JR





JR is a 25-year-old Parisian of mixed race (he has Tunisian and eastern European blood), from a middle-class background. He never reveals his full name because it “would add nothing”. In his teens, he “tagged” as a graffiti artist, but only started taking photographs when he found a camera on the Paris Métro as a 17-year-old. He is now, in his own words, a hybrid “photograffeur”, who pastes enormous black-and-white photographic canvases in various urban environments. In Britain, his best- known work is certainly Ladj Ly — a photograph that captures all the tensions of the 2004 Paris suburb riots. But he has made his mark around the world.

JR says he is not political.

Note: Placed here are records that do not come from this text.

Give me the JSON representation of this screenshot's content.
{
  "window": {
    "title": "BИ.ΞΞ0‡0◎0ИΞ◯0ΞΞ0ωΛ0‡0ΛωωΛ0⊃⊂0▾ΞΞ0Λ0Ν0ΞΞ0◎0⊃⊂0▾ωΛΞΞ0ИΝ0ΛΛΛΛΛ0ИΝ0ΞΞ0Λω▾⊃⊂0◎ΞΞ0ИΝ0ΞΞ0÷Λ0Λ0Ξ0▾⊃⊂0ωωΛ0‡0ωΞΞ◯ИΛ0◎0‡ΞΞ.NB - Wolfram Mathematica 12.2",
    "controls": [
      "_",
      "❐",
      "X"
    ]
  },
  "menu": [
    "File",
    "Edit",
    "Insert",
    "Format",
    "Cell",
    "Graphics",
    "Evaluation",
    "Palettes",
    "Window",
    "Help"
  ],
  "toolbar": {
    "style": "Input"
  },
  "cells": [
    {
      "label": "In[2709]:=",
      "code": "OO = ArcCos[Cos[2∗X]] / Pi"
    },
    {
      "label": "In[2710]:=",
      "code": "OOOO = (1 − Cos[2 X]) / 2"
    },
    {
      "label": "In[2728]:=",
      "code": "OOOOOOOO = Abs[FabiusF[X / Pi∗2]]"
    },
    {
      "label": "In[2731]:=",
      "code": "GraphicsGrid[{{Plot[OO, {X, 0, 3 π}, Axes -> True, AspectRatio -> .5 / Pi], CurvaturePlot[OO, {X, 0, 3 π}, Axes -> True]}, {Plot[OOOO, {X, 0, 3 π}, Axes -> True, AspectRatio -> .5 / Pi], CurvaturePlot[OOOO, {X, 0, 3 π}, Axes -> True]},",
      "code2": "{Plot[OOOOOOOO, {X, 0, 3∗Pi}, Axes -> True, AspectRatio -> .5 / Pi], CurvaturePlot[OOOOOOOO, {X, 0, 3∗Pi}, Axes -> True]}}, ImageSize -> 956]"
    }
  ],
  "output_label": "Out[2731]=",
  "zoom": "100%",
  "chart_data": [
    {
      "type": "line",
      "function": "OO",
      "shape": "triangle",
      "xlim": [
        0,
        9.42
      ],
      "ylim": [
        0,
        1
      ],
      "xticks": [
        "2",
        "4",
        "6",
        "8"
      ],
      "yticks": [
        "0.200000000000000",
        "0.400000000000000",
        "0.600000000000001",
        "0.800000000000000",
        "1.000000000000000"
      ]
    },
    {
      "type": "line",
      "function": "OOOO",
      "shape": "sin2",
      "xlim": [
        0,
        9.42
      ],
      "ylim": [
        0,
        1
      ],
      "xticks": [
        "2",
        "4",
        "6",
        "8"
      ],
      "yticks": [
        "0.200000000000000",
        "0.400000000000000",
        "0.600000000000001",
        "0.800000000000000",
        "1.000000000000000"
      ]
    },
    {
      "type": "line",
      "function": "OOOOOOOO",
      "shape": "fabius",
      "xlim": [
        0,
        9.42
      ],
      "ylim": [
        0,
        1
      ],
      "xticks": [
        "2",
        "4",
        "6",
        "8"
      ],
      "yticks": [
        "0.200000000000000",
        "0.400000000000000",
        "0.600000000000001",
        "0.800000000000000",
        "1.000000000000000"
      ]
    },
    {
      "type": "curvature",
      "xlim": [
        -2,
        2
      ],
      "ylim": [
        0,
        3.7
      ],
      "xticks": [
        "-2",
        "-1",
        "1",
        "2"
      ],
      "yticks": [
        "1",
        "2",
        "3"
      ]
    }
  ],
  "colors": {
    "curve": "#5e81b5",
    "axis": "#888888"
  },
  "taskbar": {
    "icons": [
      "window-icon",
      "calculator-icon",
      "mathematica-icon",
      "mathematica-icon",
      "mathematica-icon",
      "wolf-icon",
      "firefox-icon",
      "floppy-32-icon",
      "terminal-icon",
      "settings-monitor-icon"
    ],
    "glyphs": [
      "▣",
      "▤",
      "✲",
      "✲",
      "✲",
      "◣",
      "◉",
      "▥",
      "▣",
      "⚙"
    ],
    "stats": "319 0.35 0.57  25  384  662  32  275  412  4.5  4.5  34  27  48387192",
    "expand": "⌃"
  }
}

Rather than being an “artist with a cause”, he is “an artist who causes people to think”. He has never caused more ructions than he did in Israel and Palestine, where he pasted photographs of three religious worthies — a rabbi, an imam and a priest — pulling silly faces. JR put their pictures everywhere: in Ramallah, in Tel Aviv and, most famously, on the wall that separates Israel from the West Bank. He was arrested by the Israeli army for his trouble-making.

“It was frightening sometimes,” he admits. “There is a real conflict going on there that I was very aware of. But I was never saying, ‘I want to change this or that.’ The reaction of everyday people to what I was doing was great. They would give me the walls of their houses to do it. The art made a lot of sense to people. Pasting a picture of an Israeli and a Palestinian together on a wall in Ramallah is really quite a strong thing to see.”

The action was more than an artistic success. The imam and the rabbi who featured in the photographs became friends. They even travelled to Europe together to paste their own photos in Geneva and deliver a lecture in Paris. But JR makes no grand claims for his work. Indeed, he admits every other minute: “I know what I do does not change the world . . . it can only make a difference to how a few people look at the world.”